IOTA Study Group:
curatorial
Laura Simpson
Artist
Laura Simpson is interested in artist development, residency programs, writing, commissioning and exhibition making in visual art and performance. She also has a particular interest in artists’ moving image.
Melanie Wilmink
Art Historian
Melanie Wilmink is a PhD candidate in Art History and Visual Culture at York University (On, Canada), with honours such as the 2014 York University Elia Scholars Award, and a 2015 SSHRC Doctoral Fellowship.
Emilie Reed
Curator
Emily Reed is an emerging curator, art historian and writer from the United States but currently based in Scotland. Her primary interest is investigating how art institutions are displaying and contextualizing videogame-based works.
Elizabeth Flyntz
Curator
Elizabeth Flyntz is a curator, information architect, and experience designer (who sometimes makes art) based in Brooklyn, NY. Her special areas of interest are early video art, experimental documentary, systems-based art, and usability.
Simon Biggs
Artist
Simon Biggs is a media artist, writer and curator working in digital poetics, interactive environments and interdisciplinary research.
María Luján Oulton
Artist
María Luján Oulton is a cultural producer specialized in video games, based in Buenos Aires, Argentina.

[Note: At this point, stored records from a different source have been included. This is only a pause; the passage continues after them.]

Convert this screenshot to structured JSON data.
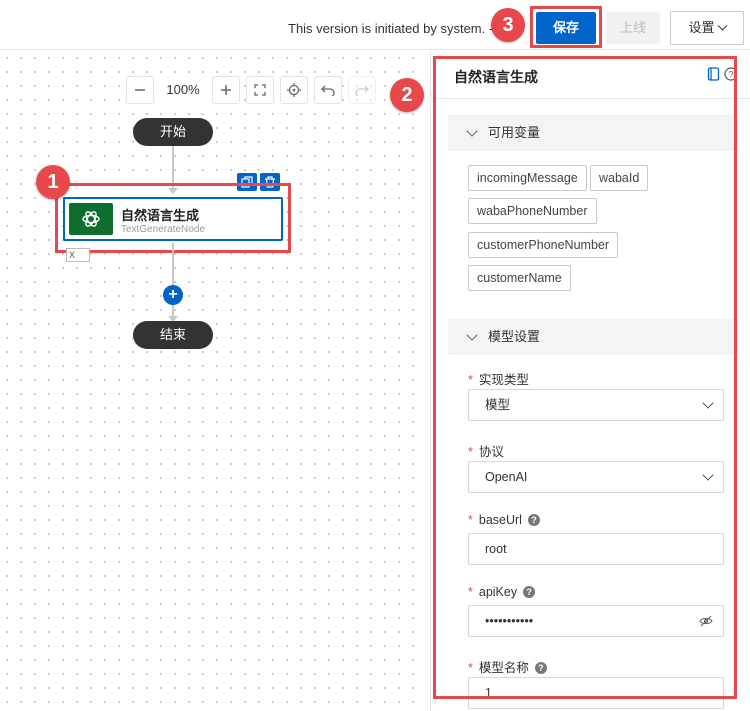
{
  "topbar": {
    "message": "This version is initiated by system. - 版",
    "save_label": "保存",
    "online_label": "上线",
    "settings_label": "设置"
  },
  "annotations": {
    "one": "1",
    "two": "2",
    "three": "3"
  },
  "canvas": {
    "zoom": "100%",
    "start_label": "开始",
    "end_label": "结束",
    "node": {
      "title": "自然语言生成",
      "subtitle": "TextGenerateNode"
    },
    "node_small_box": "X"
  },
  "panel": {
    "title": "自然语言生成",
    "section_variables": "可用变量",
    "variables": [
      "incomingMessage",
      "wabaId",
      "wabaPhoneNumber",
      "customerPhoneNumber",
      "customerName"
    ],
    "section_model": "模型设置",
    "fields": {
      "impl_type": {
        "label": "实现类型",
        "value": "模型"
      },
      "protocol": {
        "label": "协议",
        "value": "OpenAI"
      },
      "base_url": {
        "label": "baseUrl",
        "value": "root"
      },
      "api_key": {
        "label": "apiKey",
        "value": "•••••••••••"
      },
      "model_name": {
        "label": "模型名称",
        "value": "1"
      }
    }
  },
  "colors": {
    "accent": "#0064c8",
    "annotation": "#e8474b",
    "node_logo_bg": "#0d6e2d"
  }
}
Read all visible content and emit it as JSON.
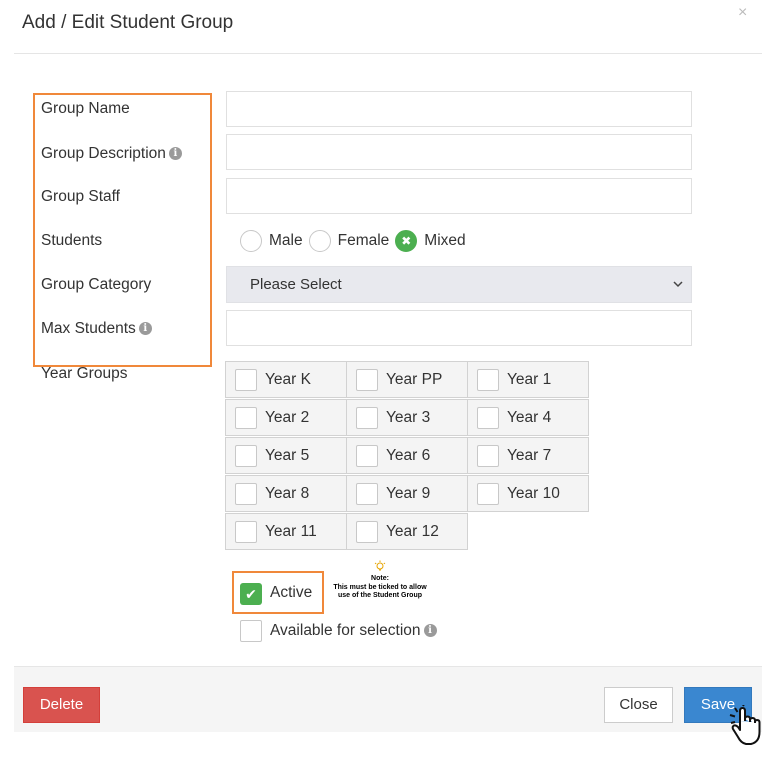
{
  "modal": {
    "title": "Add / Edit Student Group",
    "close_symbol": "×"
  },
  "labels": {
    "group_name": "Group Name",
    "group_description": "Group Description",
    "group_staff": "Group Staff",
    "students": "Students",
    "group_category": "Group Category",
    "max_students": "Max Students",
    "year_groups": "Year Groups"
  },
  "inputs": {
    "group_name": "",
    "group_description": "",
    "group_staff": "",
    "max_students": ""
  },
  "students_options": [
    {
      "label": "Male",
      "checked": false
    },
    {
      "label": "Female",
      "checked": false
    },
    {
      "label": "Mixed",
      "checked": true
    }
  ],
  "group_category": {
    "selected": "Please Select"
  },
  "year_groups": [
    [
      "Year K",
      "Year PP",
      "Year 1"
    ],
    [
      "Year 2",
      "Year 3",
      "Year 4"
    ],
    [
      "Year 5",
      "Year 6",
      "Year 7"
    ],
    [
      "Year 8",
      "Year 9",
      "Year 10"
    ],
    [
      "Year 11",
      "Year 12"
    ]
  ],
  "active": {
    "label": "Active",
    "checked": true
  },
  "note": {
    "title": "Note:",
    "text": "This must be ticked to allow use of the Student Group"
  },
  "available": {
    "label": "Available for selection",
    "checked": false
  },
  "footer": {
    "delete": "Delete",
    "close": "Close",
    "save": "Save"
  },
  "colors": {
    "accent_orange": "#f0883a",
    "checked_green": "#4caf50",
    "danger": "#d9534f",
    "primary": "#3a87d0"
  },
  "icons": {
    "info": "info-circle-icon",
    "check": "check-icon",
    "x_mark": "x-mark-icon",
    "chevron": "chevron-down-icon",
    "bulb": "lightbulb-icon",
    "hand": "hand-pointer-icon"
  }
}
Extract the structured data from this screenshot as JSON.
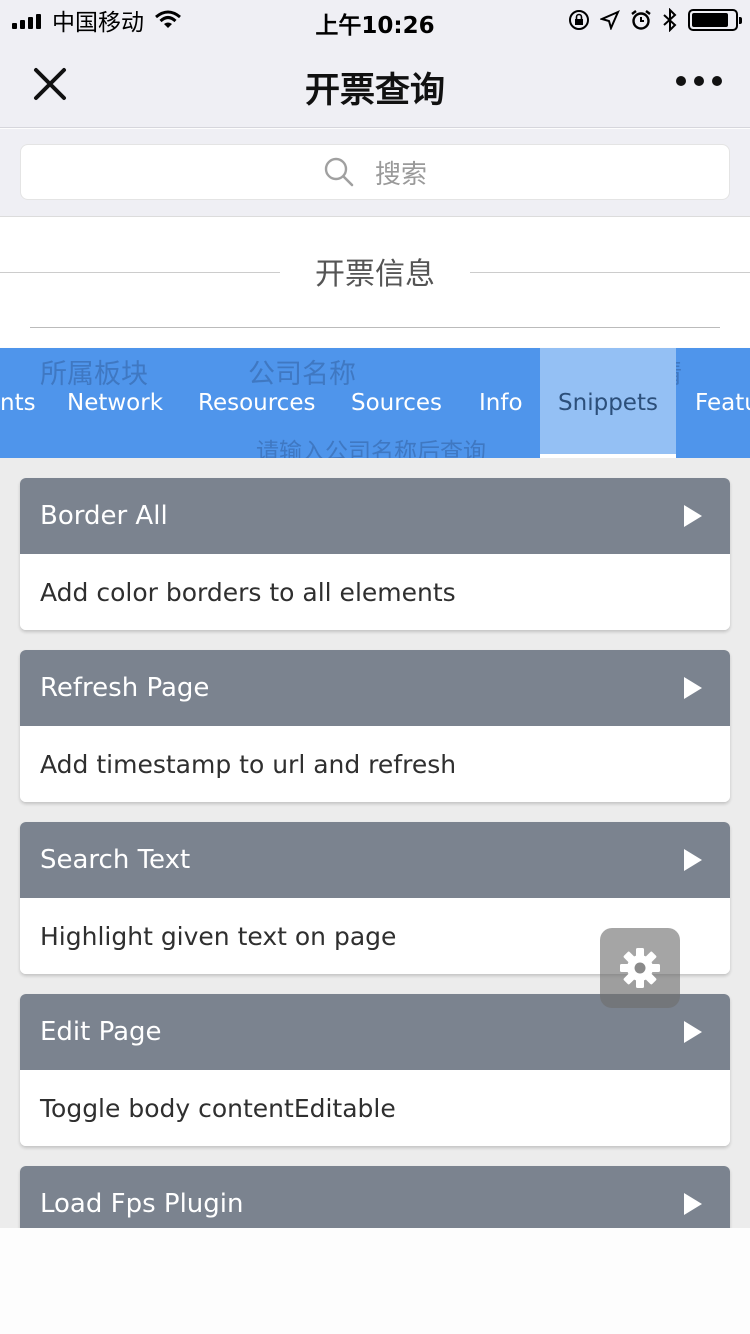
{
  "status_bar": {
    "carrier": "中国移动",
    "time": "上午10:26",
    "battery_level": 0.85
  },
  "nav": {
    "title": "开票查询"
  },
  "search": {
    "placeholder": "搜索"
  },
  "page": {
    "section_title": "开票信息",
    "ghost_texts": {
      "col1": "所属板块",
      "col2": "公司名称",
      "col3": "详情",
      "hint": "请输入公司名称后查询"
    }
  },
  "console": {
    "tabs": [
      {
        "label": "nts",
        "active": false
      },
      {
        "label": "Network",
        "active": false
      },
      {
        "label": "Resources",
        "active": false
      },
      {
        "label": "Sources",
        "active": false
      },
      {
        "label": "Info",
        "active": false
      },
      {
        "label": "Snippets",
        "active": true
      },
      {
        "label": "Featu",
        "active": false
      }
    ],
    "snippets": [
      {
        "name": "Border All",
        "desc": "Add color borders to all elements"
      },
      {
        "name": "Refresh Page",
        "desc": "Add timestamp to url and refresh"
      },
      {
        "name": "Search Text",
        "desc": "Highlight given text on page"
      },
      {
        "name": "Edit Page",
        "desc": "Toggle body contentEditable"
      },
      {
        "name": "Load Fps Plugin",
        "desc": ""
      }
    ]
  },
  "colors": {
    "tab_bar": "#4f95eb",
    "tab_active": "#94c0f4",
    "card_header": "#7b838f"
  }
}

She is the co-founder of Objeto A, an Art Gallery that evolved into a new media arts agency focused on fostering collaborations between artists, engineers and scientists.
Julie Hollenbach
Artist
Julie Hollenbach is an artist, writer, curator, and educator based out of Halifax, Nova Scotia (Canada). Her cultural work employs a queer feminist methodology. Hollembach's research and artistic production explores domesticity and feminine creative cultures, as well as the impact of neoliberalism on popular rhetorics of wellness.
Vanessa Bartlett
Research & Curator
Vanessa Bartlett is a researcher and curator working between Australia and the UK. She is in the process of completing a PhD at UNSW Art & Design, where her research investigates connections between digital technologies and psychological distress through reflective curatorial practice.